Федру всё ещё не хотелось связывать себя. Надо будет обдумать всё некоторое время, дать устояться волнению, а затем решать, что ему хочется сделать.
То, что ему виделось сейчас: социальная структура ценностей, фильм, пожирающий интеллектуальную структуру ценностей, его книгу. Более низкая ступень развития жизни будет кормиться более высокой формой жизни. И как таковое — это будет аморально. Вот такое у него и было сейчас ощущение — аморальное.
Именно поэтому возникло ощущение «что-то не так, что-то не так, что-то не так». Зеркала стремились возобладать над правдой.
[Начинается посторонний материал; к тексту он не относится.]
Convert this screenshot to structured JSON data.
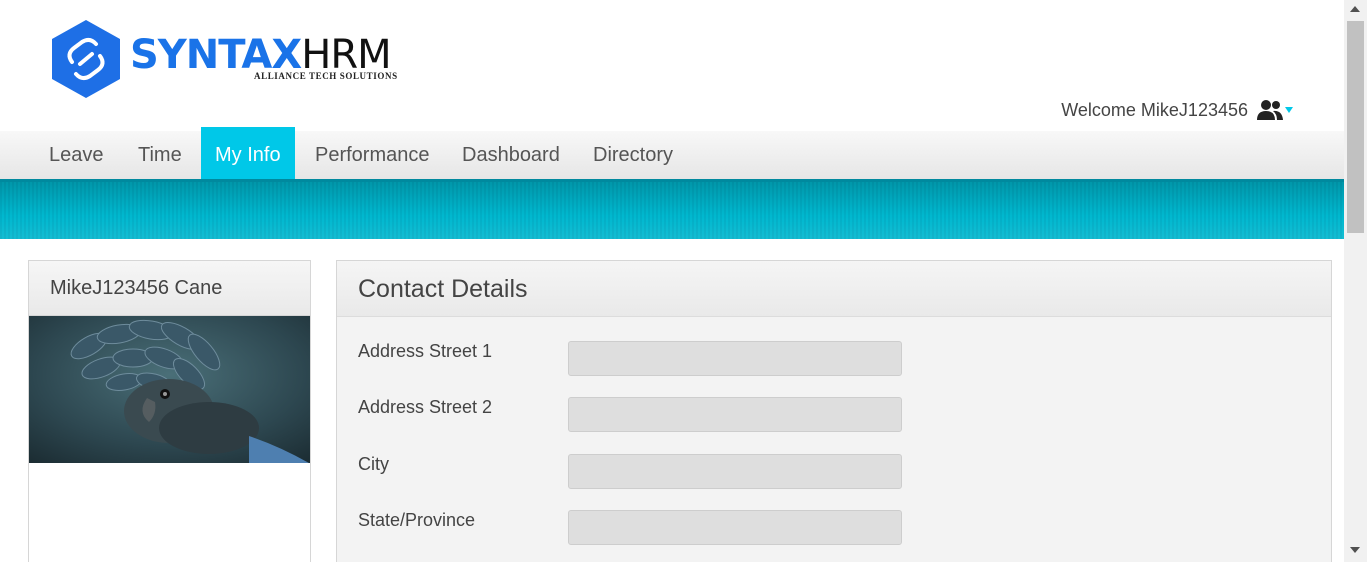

Они полагают, что поскольку они платят вам деньги, что является социальной формой благодарения, то они имеют право обходиться по своему усмотрению с интеллектуальной правдой книги. Уф!
Эти боги. Они свернут горы.
21
На улице становилось уж совсем холодно.
Федр подошёл к большой раздвижной стеклянной двери, открыл её и вместе со свистом рванувшегося внутрь воздуха вошёл в комнату.
Ах! Вот где стало снова тепло. И тихо. Комната всё ещё была похожа на пустую сцену, после того как публика ушла домой. Мошка, которую он заметил раньше, теперь крутилась у бра над диваном, на котором сидел Редфорд. Она забралась под абажур, погудела там ещё какое-то время и затихла. Он ждал, не зажужжит ли она снова, но ничего не было. Наверное, отдыхает.
…А может обожглась о лампу…
Слава может сотворить с вами и не такое…
Федру послышался какой-то шум, похожий на слив воды в комнате наверху, затем плач маленькой девочки. Года, наверное, три. А может быть это звук телевизора? Женский голос стал утешать её. Голос у женщины приятный. Хорошо поставленный. Не визгливый. Затем всё прекратилось. Нет, это не телевизор.
Интересно, как давно построили эту гостиницу? Вероятно в двадцатые годы. Лучший период. Создали город ещё викторианцы. Но в двадцатые годы он был в расцвете.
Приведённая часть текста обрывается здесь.